Hier im Delta bilden sich unzählige Flussarme, Teiche, Kanäle und Seen. Die Flutwelle wird von den hier wohnenden Menschen jedes Jahr mit Sehnsucht erwartet, ermöglicht sie doch den Beginn der Feldarbeit.
Zurück im Crocodile Camp chartern wir am Maun Airstrip zwei Kleinflugzeuge und wollen uns das riesige Delta aus der Luft ansehen. Jetzt bekommt man einen wahren Eindruck von der Vielfalt der Natur und eindrucksvoll ist die Beobachtung großer Tierherden aus der Luft.
Schweren Herzens verlassen wir das Okavango Delta. Man kann sich nur wünschen, dass uns dieses Naturparadies noch lange erhalten bleibt, denn es gibt schon seit vielen Jahren Pläne, das Wasser des Okavango, das jetzt noch nutzlos im Delta versiegt, zu kanalisieren, um es so in die angrenzenden Trockengebiete umzuleiten und auch industriell nutzen zu können. Damit würde man dieses empfindliche Ökosystem unwiderruflich zerstören.

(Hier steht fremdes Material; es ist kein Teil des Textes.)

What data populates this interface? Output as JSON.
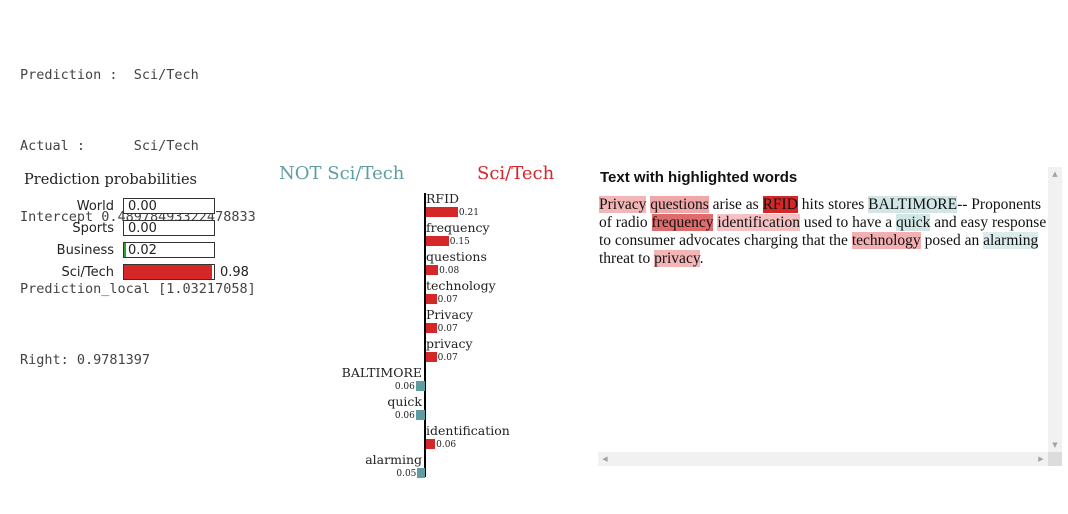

Endlich, in der Savuti Ebene angekommen, wird die Piste etwas besser und auch der Motor kann sich wieder erholen. Schließlich erreichen wir mit den Goha Hills (1.170m) die südlichen Ausläufer des Chobe Nationalparks.
Der Park, benannt nach seinem nördlichen Grenzfluss, ist über 11.000qkm groß. Der attraktivste und tierreichste Teil des Parks verläuft entlang des Chobe Flusses zwischen Buffalo Ridge und Kasane.
Wir campieren auf der Serondela Campsite, unweit vom Seeufer. Elefanten kommen abends vermehrt hierher und es gibt viele Stellen, Vögel zu beobachten, besonders Kingfisher (Eisvögel), die sich in der Dämmerung im Sturzflug auf ihre Beute stürzen.
Vom Serondela Camp ist es nicht mehr weit zur Sambiagrenze. In Kazungula, wo der mächtige Chobefluss in den Sambesi mündet, nehmen wir wieder die Fähre nach Sambia. Kurzer Stopp in Livingstone Town für die üblichen Besorgungen, bevor wir auf dem T1-Highway nach Norden Richtung Lusaka fahren.
Kafue Nationalpark
Vor dem Verlassen des Süd-Kafue gelangen wir zum Ithezi-Thezi Staudamm, der den Kafuefluss auf einer Länge von etwa 50 km staut.
Wir folgen dem Lauf des Kafue in nördlicher Richtung, überqueren den Highway T1 und gelangen am Chunga Gate in den Nord-Kafue. Dieser Teil des Parks ist nur in der Trockenzeit geöffnet, da die meisten Pisten im Busanga Sumpfgebiet bei Regen nicht passierbar sind.
Nach etwa 50 km gelangen wir zum Lufupa Camp, malerisch am Zusammenfluss des Kafue und des Lufupa gelegen.
Pirschfahrten, Angeln, Relaxen und als Attraktion eine Nachtpirschfahrt, bei der man die Tiere beobachten kann, die nachts aktiv sind, stehen auf dem Plan. Auf dem Beifahrersitz des Landrovers sitzt der sog. „Spotter“, der während der Fahrt mit einem riesigen Suchscheinwerfer die Landschaft nach Tieren absucht. So sehen wir Leoparden, Löwen, Flusspferde, Buschbabies, Genette, Warzenschwein u.s.w.
Wegen des trockenen Wetters können wir es wagen, nördlich weiter in das Busangagebiet hineinzufahren, um in den Plains dem Shumba Camp, das nur wenige Wochen im Jahr geöffnet ist, einen Besuch abzustatten. Da hier nur sehr wenig Platz für Besucher zur Verfügung steht, haben wir uns bei den Rangern im Lufupa Camp angemeldet. Am nächsten Morgen verlassen wir die Buschsavanne und gelangen in offene Savannenlandschaft. Mittagsrast machen wir in einem Gebiet, das soweit das Auge reicht mit Termitenhügeln übersät ist. Wir laufen etwas herum und lassen uns von der Formenvielfalt der Bauten begeistern.

Schließlich erreichen wir das einsam gelegene Camp.
Von einer Aussichtsplattform aus können wir die Ebene rund um das Camp mit dem Fernglas beobachten und sehen große Herden von Lechwe Antilopen. Auch Schakale und Warzenschweine kriegen wir vor die Linse.
Eine besonders erlebnisreiche Zeit in der Einsamkeit der Weiten der Sumpflandschaft ist leider auch wieder vorbei und der weite Weg in die "Zivilisation" liegt nun vor uns.